When it comes to business expenses, one of the simplest things to ignore as a business owner is your own pay.
According to the 2016 American Express OPEN Small Business Monitor, slightly more than half of business owners (51 percent) pay themselves a salary. But, Alice Bredin, a B2B marketing entrepreneur and small company counselor for OPEN, underlined the necessity of budgeting for your own compensation as soon as you can afford to.
Why is owner compensation important?
“It’s necessary for you and your organization to compensate yourself,” Bredin stated. “If you are not allocating funds for your own compensation, your records do not fairly reflect the health of your firm, since your expenses are missing a big cost, namely you. You won’t know if you need to raise pricing, market more, lower expenditures, or make other modifications to help your firm prosper unless you include in all expenses.”
You may be tempted to work for free, but remember that your time is valuable. “Some entrepreneurs work for free for far too long,” Evan Singer, CEO of SmartBiz Loans, a Small Business Administration (SBA) loan provider, said. “It comes as no surprise that tension and concern about personal money are not conducive to starting and sustaining a business.” If you’ve started a small business, you should recognize that your time is valuable.”
Owner compensation and tax implications
There’s another reason to pay yourself as a small business owner: depending on your company’s organizational structure, you may be able to deduct a personal wage from your overall business income.
“If you make $100,000 a year in your firm and file as a sole proprietor: Self-employment tax – which includes Social Security and Medicare – will be computed off the entire $100,000,” noted Whitney Delaney, founder of Delaney Tax & Wealth Management. “But, if you are a S corporation and pay yourself a salary, your [deductions] will be based only on your income rather than your total net sales.”
When will you be able to start paying yourself?
When money is scarce, the compensation of the owner is frequently the last priority on the small business budget. Yet, as your business income grows more reliable, you will be able to pay yourself.
To evaluate if you’re ready to start paying yourself a wage, Delaney suggests asking yourself three questions:
- Do I have consistent revenue?
- Is my projected revenue consistent?
- Is my company profitable?
Delaney believes that if you can answer “yes” to all three questions, you can afford to pay yourself. Singer concurred, stating that organizations that have progressed beyond the startup stage and are more established might consider planning for owner compensation.
What factors influence your pay?
The IRS recommends that business owners pay themselves a “reasonable remuneration.” So how do you know what’s reasonable?
“I recommend giving yourself a small wage, as small as you can afford,” Delaney added. “Following the fiscally conservative path means you’ll pay fewer taxes, which means you’ll have more money to invest in your firm.”
These are two common methods for calculating your salary:
- Personal expenses should be factored into your income.
- Profit distributions can be used as remuneration.
Personal expenses should be factored into your income.
Bredin suggests calculating your fundamental personal expenses first before determining your pay. Based on that figure, go over your business data and see what risks you can afford to take.
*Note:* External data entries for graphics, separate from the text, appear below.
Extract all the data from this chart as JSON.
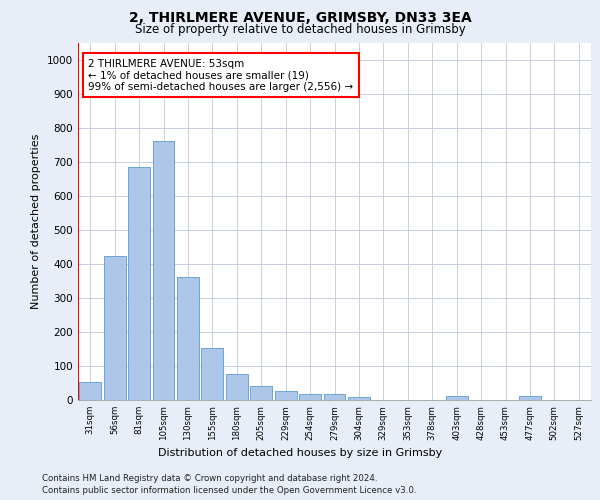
{
  "title1": "2, THIRLMERE AVENUE, GRIMSBY, DN33 3EA",
  "title2": "Size of property relative to detached houses in Grimsby",
  "xlabel": "Distribution of detached houses by size in Grimsby",
  "ylabel": "Number of detached properties",
  "categories": [
    "31sqm",
    "56sqm",
    "81sqm",
    "105sqm",
    "130sqm",
    "155sqm",
    "180sqm",
    "205sqm",
    "229sqm",
    "254sqm",
    "279sqm",
    "304sqm",
    "329sqm",
    "353sqm",
    "378sqm",
    "403sqm",
    "428sqm",
    "453sqm",
    "477sqm",
    "502sqm",
    "527sqm"
  ],
  "values": [
    52,
    424,
    685,
    760,
    362,
    153,
    75,
    40,
    27,
    18,
    18,
    10,
    0,
    0,
    0,
    12,
    0,
    0,
    12,
    0,
    0
  ],
  "bar_color": "#aec6e8",
  "bar_edge_color": "#5b9bd5",
  "highlight_color": "#ff0000",
  "annotation_text": "2 THIRLMERE AVENUE: 53sqm\n← 1% of detached houses are smaller (19)\n99% of semi-detached houses are larger (2,556) →",
  "annotation_box_color": "#ffffff",
  "annotation_border_color": "#ff0000",
  "ylim": [
    0,
    1050
  ],
  "yticks": [
    0,
    100,
    200,
    300,
    400,
    500,
    600,
    700,
    800,
    900,
    1000
  ],
  "footer1": "Contains HM Land Registry data © Crown copyright and database right 2024.",
  "footer2": "Contains public sector information licensed under the Open Government Licence v3.0.",
  "background_color": "#e8eef8",
  "plot_background": "#ffffff",
  "grid_color": "#c8d0e0"
}
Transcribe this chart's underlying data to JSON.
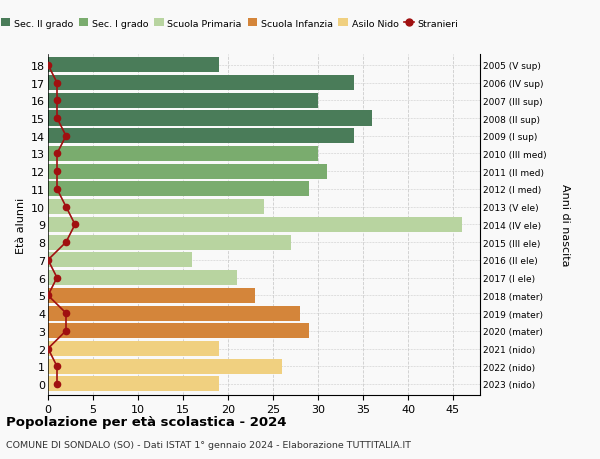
{
  "ages": [
    18,
    17,
    16,
    15,
    14,
    13,
    12,
    11,
    10,
    9,
    8,
    7,
    6,
    5,
    4,
    3,
    2,
    1,
    0
  ],
  "years": [
    "2005 (V sup)",
    "2006 (IV sup)",
    "2007 (III sup)",
    "2008 (II sup)",
    "2009 (I sup)",
    "2010 (III med)",
    "2011 (II med)",
    "2012 (I med)",
    "2013 (V ele)",
    "2014 (IV ele)",
    "2015 (III ele)",
    "2016 (II ele)",
    "2017 (I ele)",
    "2018 (mater)",
    "2019 (mater)",
    "2020 (mater)",
    "2021 (nido)",
    "2022 (nido)",
    "2023 (nido)"
  ],
  "values": [
    19,
    34,
    30,
    36,
    34,
    30,
    31,
    29,
    24,
    46,
    27,
    16,
    21,
    23,
    28,
    29,
    19,
    26,
    19
  ],
  "stranieri": [
    0,
    1,
    1,
    1,
    2,
    1,
    1,
    1,
    2,
    3,
    2,
    0,
    1,
    0,
    2,
    2,
    0,
    1,
    1
  ],
  "bar_colors": [
    "#4a7c59",
    "#4a7c59",
    "#4a7c59",
    "#4a7c59",
    "#4a7c59",
    "#7aac6e",
    "#7aac6e",
    "#7aac6e",
    "#b8d4a0",
    "#b8d4a0",
    "#b8d4a0",
    "#b8d4a0",
    "#b8d4a0",
    "#d4853a",
    "#d4853a",
    "#d4853a",
    "#f0d080",
    "#f0d080",
    "#f0d080"
  ],
  "legend_labels": [
    "Sec. II grado",
    "Sec. I grado",
    "Scuola Primaria",
    "Scuola Infanzia",
    "Asilo Nido",
    "Stranieri"
  ],
  "legend_colors": [
    "#4a7c59",
    "#7aac6e",
    "#b8d4a0",
    "#d4853a",
    "#f0d080",
    "#a01010"
  ],
  "stranieri_color": "#a01010",
  "ylabel": "Età alunni",
  "right_ylabel": "Anni di nascita",
  "title": "Popolazione per età scolastica - 2024",
  "subtitle": "COMUNE DI SONDALO (SO) - Dati ISTAT 1° gennaio 2024 - Elaborazione TUTTITALIA.IT",
  "xlim": [
    0,
    48
  ],
  "xticks": [
    0,
    5,
    10,
    15,
    20,
    25,
    30,
    35,
    40,
    45
  ],
  "bg_color": "#f9f9f9",
  "grid_color": "#cccccc"
}
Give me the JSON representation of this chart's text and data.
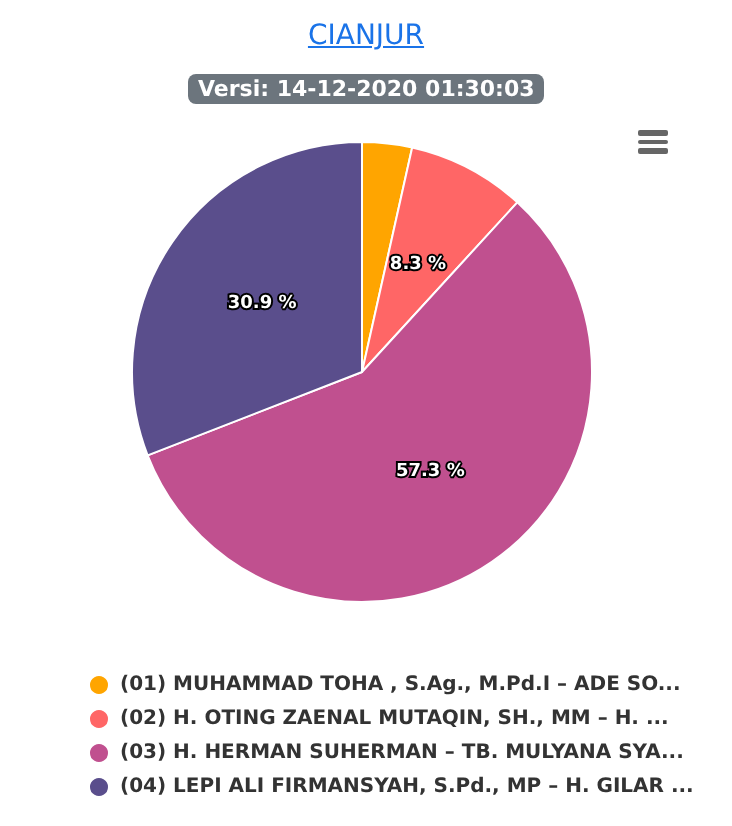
{
  "chart_data": {
    "type": "pie",
    "title": "CIANJUR",
    "subtitle": "Versi: 14-12-2020 01:30:03",
    "categories": [
      "(01) MUHAMMAD TOHA , S.Ag., M.Pd.I – ADE SO...",
      "(02) H. OTING ZAENAL MUTAQIN, SH., MM – H. ...",
      "(03) H. HERMAN SUHERMAN – TB. MULYANA SYA...",
      "(04) LEPI ALI FIRMANSYAH, S.Pd., MP – H. GILAR ..."
    ],
    "values": [
      3.5,
      8.3,
      57.3,
      30.9
    ],
    "colors": [
      "#ffa500",
      "#ff6666",
      "#c0508f",
      "#5a4e8c"
    ],
    "value_labels": [
      null,
      "8.3 %",
      "57.3 %",
      "30.9 %"
    ],
    "legend": "bottom"
  }
}
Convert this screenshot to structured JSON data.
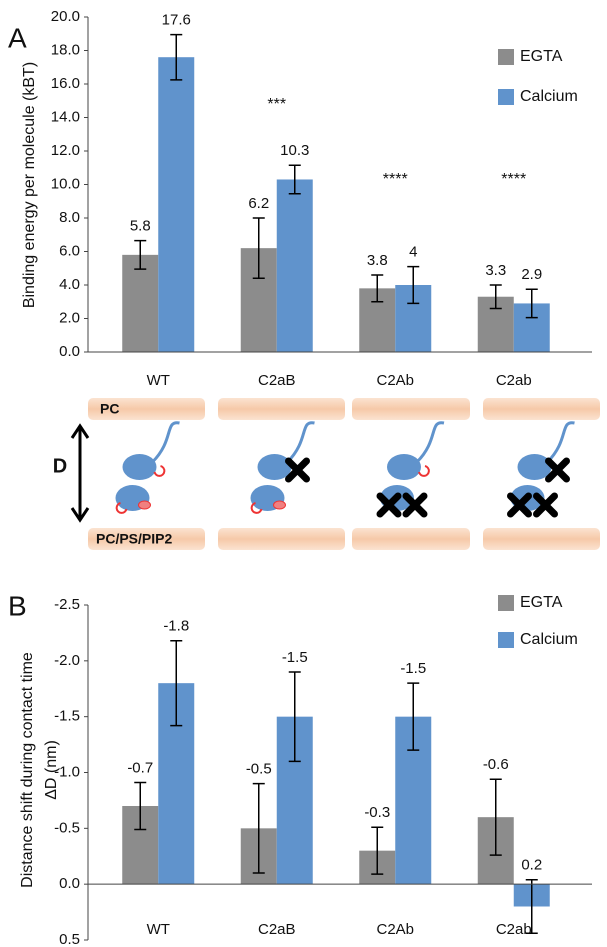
{
  "chart_data": [
    {
      "type": "bar",
      "panel_label": "A",
      "ylabel": [
        "Binding energy per molecule (kBT)"
      ],
      "categories": [
        "WT",
        "C2aB",
        "C2Ab",
        "C2ab"
      ],
      "series": [
        {
          "name": "EGTA",
          "color": "#8c8c8c",
          "values": [
            5.8,
            6.2,
            3.8,
            3.3
          ],
          "errors": [
            0.85,
            1.8,
            0.8,
            0.7
          ]
        },
        {
          "name": "Calcium",
          "color": "#6093cc",
          "values": [
            17.6,
            10.3,
            4.0,
            2.9
          ],
          "errors": [
            1.35,
            0.85,
            1.1,
            0.85
          ]
        }
      ],
      "annotations": [
        {
          "text": "***",
          "x": "C2aB"
        },
        {
          "text": "****",
          "x": "C2Ab"
        },
        {
          "text": "****",
          "x": "C2ab"
        }
      ],
      "ylim": [
        0,
        20
      ],
      "y_reversed": false,
      "yticks": [
        {
          "value": 0,
          "label": "0.0"
        },
        {
          "value": 2,
          "label": "2.0"
        },
        {
          "value": 4,
          "label": "4.0"
        },
        {
          "value": 6,
          "label": "6.0"
        },
        {
          "value": 8,
          "label": "8.0"
        },
        {
          "value": 10,
          "label": "10.0"
        },
        {
          "value": 12,
          "label": "12.0"
        },
        {
          "value": 14,
          "label": "14.0"
        },
        {
          "value": 16,
          "label": "16.0"
        },
        {
          "value": 18,
          "label": "18.0"
        },
        {
          "value": 20,
          "label": "20.0"
        }
      ],
      "grid": false,
      "legend": "upper right"
    },
    {
      "type": "bar",
      "panel_label": "B",
      "ylabel": [
        "Distance shift during contact time",
        "ΔD (nm)"
      ],
      "categories": [
        "WT",
        "C2aB",
        "C2Ab",
        "C2ab"
      ],
      "series": [
        {
          "name": "EGTA",
          "color": "#8c8c8c",
          "values": [
            -0.7,
            -0.5,
            -0.3,
            -0.6
          ],
          "errors": [
            0.21,
            0.4,
            0.21,
            0.34
          ]
        },
        {
          "name": "Calcium",
          "color": "#6093cc",
          "values": [
            -1.8,
            -1.5,
            -1.5,
            0.2
          ],
          "errors": [
            0.38,
            0.4,
            0.3,
            0.24
          ]
        }
      ],
      "annotations": [],
      "ylim": [
        -2.5,
        0.5
      ],
      "y_reversed": true,
      "yticks": [
        -2.5,
        {
          "value": -2,
          "label": "-2.0"
        },
        -1.5,
        {
          "value": -1,
          "label": "-1.0"
        },
        -0.5,
        {
          "value": 0,
          "label": "0.0"
        },
        0.5
      ],
      "grid": false,
      "legend": "upper right"
    }
  ],
  "diagram": {
    "top_membrane": "PC",
    "bottom_membrane": "PC/PS/PIP2",
    "distance": "D"
  }
}
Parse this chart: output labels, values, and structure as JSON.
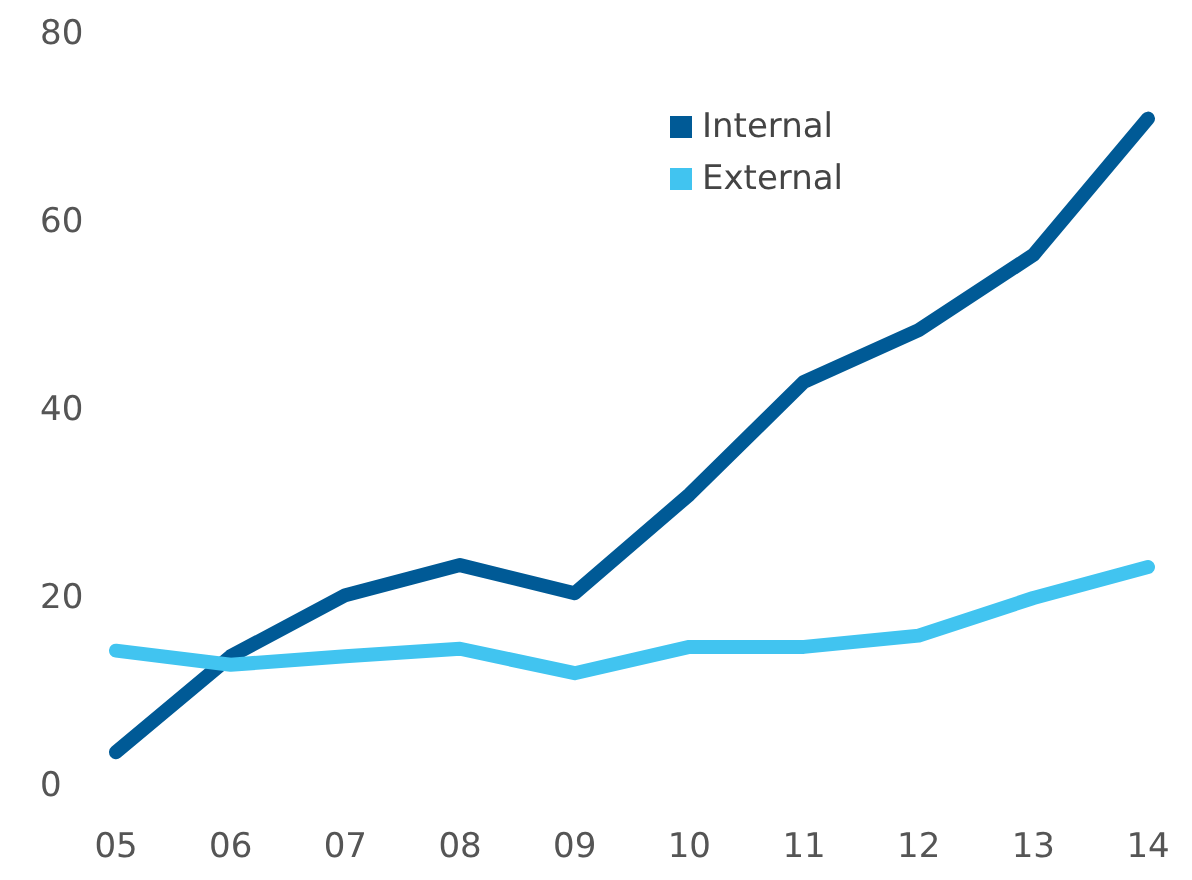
{
  "chart_data": {
    "type": "line",
    "categories": [
      "05",
      "06",
      "07",
      "08",
      "09",
      "10",
      "11",
      "12",
      "13",
      "14"
    ],
    "series": [
      {
        "name": "Internal",
        "color": "#005a96",
        "values": [
          3.6,
          13.8,
          20.3,
          23.5,
          20.5,
          31,
          43,
          48.5,
          56.5,
          71
        ]
      },
      {
        "name": "External",
        "color": "#41c4f0",
        "values": [
          14.4,
          12.9,
          13.8,
          14.6,
          12,
          14.8,
          14.8,
          16,
          20,
          23.3
        ]
      }
    ],
    "ylim": [
      0,
      80
    ],
    "yticks": [
      0,
      20,
      40,
      60,
      80
    ],
    "grid": false,
    "legend": "top",
    "marker": "none",
    "line_style": "solid"
  }
}
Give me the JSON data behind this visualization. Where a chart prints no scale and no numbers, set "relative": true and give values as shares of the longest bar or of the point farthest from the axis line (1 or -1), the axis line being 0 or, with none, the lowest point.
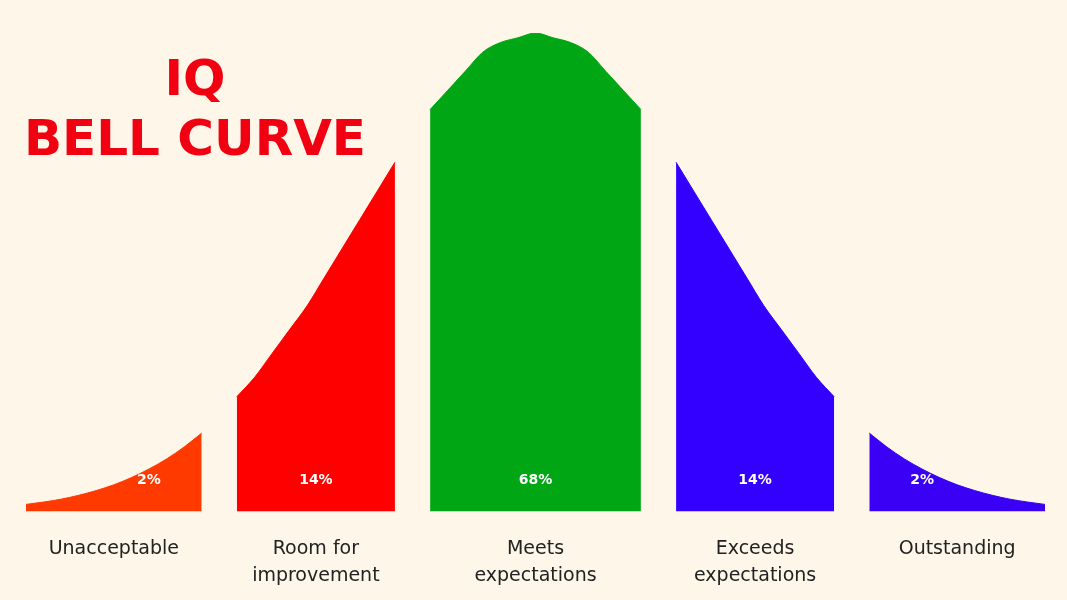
{
  "chart_data": {
    "type": "area",
    "title": "IQ BELL CURVE",
    "relative": true,
    "legend": false,
    "grid": false,
    "categories": [
      null,
      null,
      null,
      null,
      null,
      null,
      null,
      null,
      null,
      null,
      null,
      null,
      null,
      null,
      null,
      null,
      null,
      null,
      null,
      null,
      null,
      null,
      null,
      null,
      null,
      null,
      null,
      null,
      null,
      null,
      null,
      null,
      null,
      null,
      null,
      null,
      null,
      null,
      null,
      null,
      null,
      null,
      null,
      null,
      null,
      null,
      null,
      null,
      null,
      null,
      null,
      null,
      null,
      null,
      null,
      null,
      null,
      null,
      null
    ],
    "series": [
      {
        "name": "Unacceptable",
        "color": "#ff3a00",
        "values": [
          0.015,
          0.02,
          0.026,
          0.034,
          0.044,
          0.056,
          0.071,
          0.089,
          0.11,
          0.135,
          0.164,
          null,
          null,
          null,
          null,
          null,
          null,
          null,
          null,
          null,
          null,
          null,
          null,
          null,
          null,
          null,
          null,
          null,
          null,
          null,
          null,
          null,
          null,
          null,
          null,
          null,
          null,
          null,
          null,
          null,
          null,
          null,
          null,
          null,
          null,
          null,
          null,
          null,
          null,
          null,
          null,
          null,
          null,
          null,
          null,
          null,
          null,
          null,
          null
        ]
      },
      {
        "name": "Room for improvement",
        "color": "#ff0000",
        "values": [
          null,
          null,
          null,
          null,
          null,
          null,
          null,
          null,
          null,
          null,
          null,
          null,
          0.24,
          0.28,
          0.33,
          0.38,
          0.43,
          0.49,
          0.55,
          0.61,
          0.67,
          0.73,
          null,
          null,
          null,
          null,
          null,
          null,
          null,
          null,
          null,
          null,
          null,
          null,
          null,
          null,
          null,
          null,
          null,
          null,
          null,
          null,
          null,
          null,
          null,
          null,
          null,
          null,
          null,
          null,
          null,
          null,
          null,
          null,
          null,
          null,
          null,
          null,
          null
        ]
      },
      {
        "name": "Meets expectations",
        "color": "#00a614",
        "values": [
          null,
          null,
          null,
          null,
          null,
          null,
          null,
          null,
          null,
          null,
          null,
          null,
          null,
          null,
          null,
          null,
          null,
          null,
          null,
          null,
          null,
          null,
          null,
          0.84,
          0.88,
          0.92,
          0.96,
          0.98,
          0.99,
          1,
          0.99,
          0.98,
          0.96,
          0.92,
          0.88,
          0.84,
          null,
          null,
          null,
          null,
          null,
          null,
          null,
          null,
          null,
          null,
          null,
          null,
          null,
          null,
          null,
          null,
          null,
          null,
          null,
          null,
          null,
          null,
          null
        ]
      },
      {
        "name": "Exceeds expectations",
        "color": "#3300ff",
        "values": [
          null,
          null,
          null,
          null,
          null,
          null,
          null,
          null,
          null,
          null,
          null,
          null,
          null,
          null,
          null,
          null,
          null,
          null,
          null,
          null,
          null,
          null,
          null,
          null,
          null,
          null,
          null,
          null,
          null,
          null,
          null,
          null,
          null,
          null,
          null,
          null,
          null,
          0.73,
          0.67,
          0.61,
          0.55,
          0.49,
          0.43,
          0.38,
          0.33,
          0.28,
          0.24,
          null,
          null,
          null,
          null,
          null,
          null,
          null,
          null,
          null,
          null,
          null,
          null
        ]
      },
      {
        "name": "Outstanding",
        "color": "#3a00f5",
        "values": [
          null,
          null,
          null,
          null,
          null,
          null,
          null,
          null,
          null,
          null,
          null,
          null,
          null,
          null,
          null,
          null,
          null,
          null,
          null,
          null,
          null,
          null,
          null,
          null,
          null,
          null,
          null,
          null,
          null,
          null,
          null,
          null,
          null,
          null,
          null,
          null,
          null,
          null,
          null,
          null,
          null,
          null,
          null,
          null,
          null,
          null,
          null,
          null,
          0.164,
          0.135,
          0.11,
          0.089,
          0.071,
          0.056,
          0.044,
          0.034,
          0.026,
          0.02,
          0.015
        ]
      }
    ],
    "annotations": [
      "2%",
      "14%",
      "68%",
      "14%",
      "2%"
    ]
  }
}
“Calculating what that salary figure should be might be difficult, and because it’s so tricky, I recommend consulting the accountant who files your taxes for help on how much to pay yourself,” Delaney added.
Salary from profit distributions
Another option is to pay yourself based on your profits. According to the SBA, most small business owners limit their wages to 50% of profits, according to Singer. However, he added that even the SBA lacks a precise answer on pay for small business owners because the amount is largely dependent on the stage of development of a business.
“To assist you, the SBA maintains an income statistics database,” Singer explained. “The database contains information such as earnings by occupation and education, income statistics, and results from a national compensation survey.” This data will not only help you establish your own compensation, but it will also tell you if the salaries you are paying your staff are reasonable.”
Singer advises business owners that no matter which pay model they adopt, they must guarantee that their salaries do not interfere with day-to-day operations. “A small business’s cash flow can make or break it.”
5 suggestions for determining your compensation
Following the advice of Bredin, Delaney, Singer, and other experts, here are some general guidelines for arranging owner compensation for a small business or solo operation:
- Pay yourself a regular income equivalent to a percentage of your typical monthly profit if your business is established and profitable.
- Set your monthly wage to an amount that will not put a strain on your company’s budget at any moment.
- To lower your self-employment tax liability, consider changing your tax status or organization type to an S corporation.
- Accept other profit distributions on a regular basis, but only when they will not be a burden to the business.
- Review your salary as part of your overall remuneration on a regular basis and adjust it up or down based on the company’s income and cash needs.
Of course, determining your compensation as a business owner entails making important decisions about your personal and corporate taxes. Get the assistance of an expert for these issues. Consult with your CPA before making any major decisions. If you don’t, find someone who can.